A key axiom of Millman Thought is that, the existence of elites being unavoidable, and the legitimacy of an elite depending on the (at least) tacit consent of the non-elite, the essential political question is the relationship between the elites and everyone else. Different political parties, movements and individuals use different strategies – rhetorical and material – to legitimize the position of a given elite, and to bridge the inevitable gap between that elite and the rest.
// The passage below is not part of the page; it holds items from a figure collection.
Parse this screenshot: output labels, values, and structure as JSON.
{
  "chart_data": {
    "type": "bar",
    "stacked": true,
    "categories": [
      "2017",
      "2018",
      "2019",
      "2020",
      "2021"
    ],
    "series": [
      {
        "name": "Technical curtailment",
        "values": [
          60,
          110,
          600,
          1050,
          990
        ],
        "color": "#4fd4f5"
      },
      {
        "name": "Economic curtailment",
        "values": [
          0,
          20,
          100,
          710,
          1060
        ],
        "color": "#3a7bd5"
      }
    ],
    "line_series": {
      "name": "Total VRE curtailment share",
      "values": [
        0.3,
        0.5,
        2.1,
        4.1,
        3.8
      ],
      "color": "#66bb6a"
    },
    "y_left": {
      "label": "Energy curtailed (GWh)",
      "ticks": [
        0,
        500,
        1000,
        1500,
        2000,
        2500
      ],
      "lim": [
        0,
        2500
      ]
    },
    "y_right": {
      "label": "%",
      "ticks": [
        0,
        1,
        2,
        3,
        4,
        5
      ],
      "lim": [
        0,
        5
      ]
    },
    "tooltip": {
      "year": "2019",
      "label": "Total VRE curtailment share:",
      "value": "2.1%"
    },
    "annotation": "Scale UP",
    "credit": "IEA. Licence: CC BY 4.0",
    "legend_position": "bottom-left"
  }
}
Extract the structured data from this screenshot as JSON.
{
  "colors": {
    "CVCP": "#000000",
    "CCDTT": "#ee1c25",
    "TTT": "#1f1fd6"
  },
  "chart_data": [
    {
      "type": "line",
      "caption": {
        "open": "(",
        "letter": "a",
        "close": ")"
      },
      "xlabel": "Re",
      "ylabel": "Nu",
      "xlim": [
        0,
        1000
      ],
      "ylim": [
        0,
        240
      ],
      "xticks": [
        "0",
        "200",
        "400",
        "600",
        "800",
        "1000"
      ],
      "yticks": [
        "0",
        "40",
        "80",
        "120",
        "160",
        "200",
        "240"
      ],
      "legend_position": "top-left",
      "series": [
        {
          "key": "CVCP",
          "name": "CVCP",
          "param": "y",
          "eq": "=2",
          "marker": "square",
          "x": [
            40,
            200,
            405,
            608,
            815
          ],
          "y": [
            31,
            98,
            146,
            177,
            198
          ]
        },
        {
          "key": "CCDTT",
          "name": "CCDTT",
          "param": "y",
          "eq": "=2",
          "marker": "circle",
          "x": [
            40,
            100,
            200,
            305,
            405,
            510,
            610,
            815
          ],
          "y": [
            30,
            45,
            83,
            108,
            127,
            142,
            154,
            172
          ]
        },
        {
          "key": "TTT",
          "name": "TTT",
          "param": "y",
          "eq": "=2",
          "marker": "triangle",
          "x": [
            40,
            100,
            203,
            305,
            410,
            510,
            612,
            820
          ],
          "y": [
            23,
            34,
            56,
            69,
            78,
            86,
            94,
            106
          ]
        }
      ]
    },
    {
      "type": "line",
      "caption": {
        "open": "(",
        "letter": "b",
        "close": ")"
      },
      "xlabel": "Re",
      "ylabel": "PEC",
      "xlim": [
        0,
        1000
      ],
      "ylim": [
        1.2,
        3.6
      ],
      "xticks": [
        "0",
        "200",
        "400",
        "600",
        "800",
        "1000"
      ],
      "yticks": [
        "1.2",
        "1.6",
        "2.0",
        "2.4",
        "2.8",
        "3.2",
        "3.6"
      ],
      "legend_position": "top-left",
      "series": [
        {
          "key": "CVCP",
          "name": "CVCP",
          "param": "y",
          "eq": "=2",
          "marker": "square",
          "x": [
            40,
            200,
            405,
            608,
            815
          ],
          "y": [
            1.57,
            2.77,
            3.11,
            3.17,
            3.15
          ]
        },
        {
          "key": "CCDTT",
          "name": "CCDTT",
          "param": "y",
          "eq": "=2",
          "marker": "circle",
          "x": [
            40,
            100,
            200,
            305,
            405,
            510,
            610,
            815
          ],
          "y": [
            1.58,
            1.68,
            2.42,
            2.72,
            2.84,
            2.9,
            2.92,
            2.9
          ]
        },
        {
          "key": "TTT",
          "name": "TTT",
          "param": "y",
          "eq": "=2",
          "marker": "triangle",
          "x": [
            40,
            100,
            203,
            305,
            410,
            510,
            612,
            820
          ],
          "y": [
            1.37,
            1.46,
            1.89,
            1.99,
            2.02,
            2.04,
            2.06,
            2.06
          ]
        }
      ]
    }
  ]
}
The hollowing-out of so many American cities in the 1970s and 1980s – as manufacturing jobs moved out of Detroit and Pittsburgh, and to Tokyo, Seoul and Guangzhou (or, when they remained domestic, to Tennessee and Kentucky), crime rose, and the middle-class and their jobs moved out to the suburbs – transformed urban life into something profoundly alien for the median American voter. And, naturally enough, much of the rhetorical populism of the GOP since the 1970s consists of exploiting the stark difference of experience between urban elites that are overwhelmingly Democratic and the mass of the voting population that is suburban, exurban or rural – and the most successful national Democrats during this period have been those who were not identified in any meaningful way with cities (e.g., Carter, Clinton, Gore).

Well, it’s not exactly news, but the cities are changing. Crime has gone down in the center and up in the periphery. Housing values are holding up better in downtown New York, Chicago and San Francisco than they are in suburban and exurban areas. The biggest drug epidemic of the past decade is predominantly non-urban. We’re not going back to the America of a century ago, where the cities were growing by leaps and bounds, absorbing emigrants from abroad and from the farms of the hinterland. But our major cities are being transformed from “problem areas” with a decaying residual elite to the natural home of a confident elite of the future. And, lo and behold, the Democratic Party – still the overwhelmingly dominant party in our cities, even though Republican mayors can take some part of the credit for the urban transformation – is now led by two people who hail from urban areas.

Inasmuch as most people won’t be able to afford to live in the swanky new downtown areas, and inasmuch as the social structure of our new cities will still be very different from the social structure of (particularly) exurban and rural America, there will be plenty of scope for a populist anti-urbanism in American politics. But it will be a very different populism than in the past. It is one thing to bash a dying, rear-guard elite in the name of ordinary people who still have confidence and the will to succeed (that’s basically Reaganite populism in a rhetorical nutshell), or to try to dethrone an elite that has fouled their own nest and now wants to come and foul yours (that’s basically Nixonian populism in a rhetorical nutshell). A populism rooted in the frustrations of those left behind by a newly confident and successful urban elite would look like something else entirely – more like the populism of the 19th century party that coined the term than like anything we’ve seen lately, certainly from the GOP.

I guess what I’m ultimately asking is: does Reihan’s template for the GOP represent an adequate response to the changing nature – and urbanization – of the American elite, assuming that such a change is taking place?